= Hugh Owen (minister) =

Welsh Independent minister

Hugh Owen (1639 or 1640 - 15 March 1700) was a Welsh independent minister.

==Life==
Owen (the great-grandson of John Lewis Owen, Member of Parliament for Merioneth in 1572) was educated at Jesus College, Oxford, matriculating in 1660. He left the university without taking a degree. Edmund Calamy recorded that Owen was a candidate for the ministry in August 1662 and that Owen, after travelling from Oxford to London, soon returned to Wales. Owen was an itinerant preacher in Merioneth, Caernarvonshire and Montgomeryshire. He obtained a license as a congregational teacher in 1672, working from his house in Llangegry in Merioneth. Later the same year, he was given licenses to preach in various locations in Merioneth (Bodwenni, Cynfal, Erwgoyel, Llanegryn, and Peniarth). In 1675, he was ordained as a minister in the Independent church based at Wrexham.

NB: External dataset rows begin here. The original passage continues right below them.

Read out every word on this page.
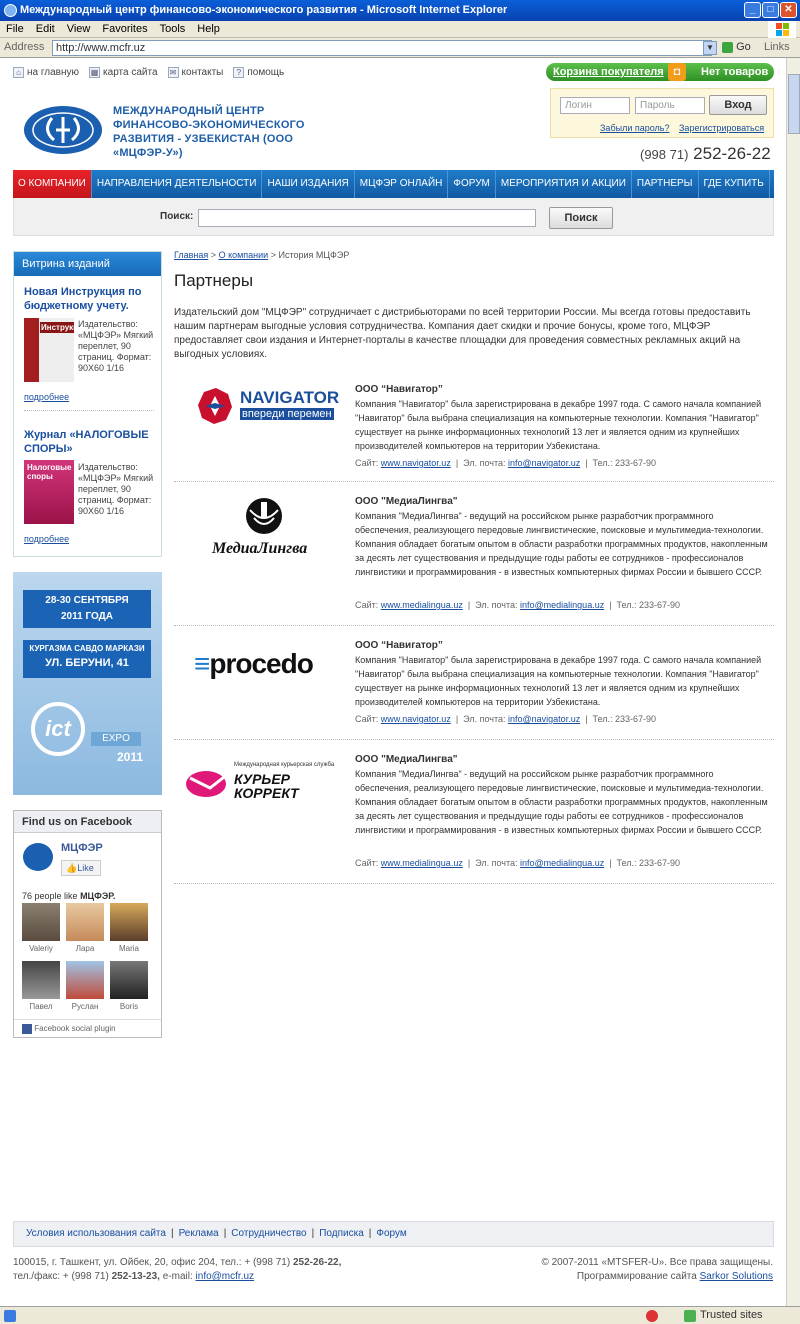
Международный центр финансово-экономического развития - Microsoft Internet Explorer	_	□	✕
File Edit View Favorites Tools Help
Address	http://www.mcfr.uz	▼	Go Links
⌂ на главную ▦ карта сайта ✉ контакты	? помощь	Корзина покупателя ◘	Нет товаров
Логин	Пароль	Вход
Забыли пароль? Зарегистрироваться
МЕЖДУНАРОДНЫЙ ЦЕНТР
ФИНАНСОВО-ЭКОНОМИЧЕСКОГО
РАЗВИТИЯ - УЗБЕКИСТАН (ООО «МЦФЭР-У»)	(998 71) 252-26-22
О КОМПАНИИ	НАПРАВЛЕНИЯ ДЕЯТЕЛЬНОСТИ	НАШИ ИЗДАНИЯ	МЦФЭР ОНЛАЙН	ФОРУМ	МЕРОПРИЯТИЯ И АКЦИИ	ПАРТНЕРЫ	ГДЕ КУПИТЬ
Поиск:	Поиск
Витрина изданий
Новая Инструкция по бюджетному учету.
Инструкция
Издательство: «МЦФЭР» Мягкий переплет, 90 страниц. Формат: 90Х60 1/16
подробнее
Журнал «НАЛОГОВЫЕ СПОРЫ»
Налоговые споры
Издательство: «МЦФЭР» Мягкий переплет, 90 страниц. Формат: 90Х60 1/16
подробнее
28-30 СЕНТЯБРЯ
2011 ГОДА
КУРГАЗМА САВДО МАРКАЗИ
УЛ. БЕРУНИ, 41
ict	EXPO
2011
Find us on Facebook
МЦФЭР
👍Like
76 people like МЦФЭР.
Valeriy	Лара	Maria
Павел	Руслан	Boris
Facebook social plugin
Главная > О компании > История МЦФЭР
Партнеры
Издательский дом "МЦФЭР" сотрудничает с дистрибьюторами по всей территории России. Мы всегда готовы предоставить нашим партнерам выгодные условия сотрудничества. Компания дает скидки и прочие бонусы, кроме того, МЦФЭР предоставляет свои издания и Интернет-порталы в качестве площадки для проведения совместных рекламных акций на выгодных условиях.
NAVIGATOR
впереди перемен
ООО “Навигатор”
Компания "Навигатор" была зарегистрирована в декабре 1997 года. С самого начала компанией "Навигатор" была выбрана специализация на компьютерные технологии. Компания "Навигатор" существует на рынке информационных технологий 13 лет и является одним из крупнейших производителей компьютеров на территории Узбекистана.
Сайт: www.navigator.uz  |  Эл. почта: info@navigator.uz  |  Тел.: 233-67-90
МедиаЛингва
ООО "МедиаЛингва"
Компания "МедиаЛингва" - ведущий на российском рынке разработчик программного обеспечения, реализующего передовые лингвистические, поисковые и мультимедиа-технологии. Компания обладает богатым опытом в области разработки программных продуктов, накопленным за десять лет существования и предыдущие годы работы ее сотрудников - профессионалов лингвистики и программирования - в известных компьютерных фирмах России и бывшего СССР.
Сайт: www.medialingua.uz  |  Эл. почта: info@medialingua.uz  |  Тел.: 233-67-90
≡procedo
ООО “Навигатор”
Компания "Навигатор" была зарегистрирована в декабре 1997 года. С самого начала компанией "Навигатор" была выбрана специализация на компьютерные технологии. Компания "Навигатор" существует на рынке информационных технологий 13 лет и является одним из крупнейших производителей компьютеров на территории Узбекистана.
Сайт: www.navigator.uz  |  Эл. почта: info@navigator.uz  |  Тел.: 233-67-90
Международная курьерская служба
КУРЬЕР КОРРЕКТ
ООО "МедиаЛингва"
Компания "МедиаЛингва" - ведущий на российском рынке разработчик программного обеспечения, реализующего передовые лингвистические, поисковые и мультимедиа-технологии. Компания обладает богатым опытом в области разработки программных продуктов, накопленным за десять лет существования и предыдущие годы работы ее сотрудников - профессионалов лингвистики и программирования - в известных компьютерных фирмах России и бывшего СССР.
Сайт: www.medialingua.uz  |  Эл. почта: info@medialingua.uz  |  Тел.: 233-67-90
Условия использования сайта | Реклама | Сотрудничество | Подписка | Форум
100015, г. Ташкент, ул. Ойбек, 20, офис 204, тел.: + (998 71) 252-26-22,
тел./факс: + (998 71) 252-13-23, e-mail: info@mcfr.uz
© 2007-2011 «MTSFER-U». Все права защищены.
Программирование сайта Sarkor Solutions
Trusted sites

His grandson later stated that Owen had been imprisoned in Powis Castle by William Herbert, 1st Marquess of Powis, a Catholic, but that Lord Powis had treated Owen well, having been impressed by Owen's prayers, and invited him to return to Powis Castle every Christmas after his release.

In 1685, Owen became the minister of a congregation comprising Independents and Baptists at Ysgafell (near Newtown) in Montgomeryshire. He died on 15 March 1700 and was survived by his wife, Martha, whom he had married in or before 1670. They had a son (John Owen, to whom Hugh Owen left his books in Hebrew, Greek and Latin) and three daughters. Owen was buried in the churchyard at Llanegryn. John Owen himself died three months later on 27 June 1700.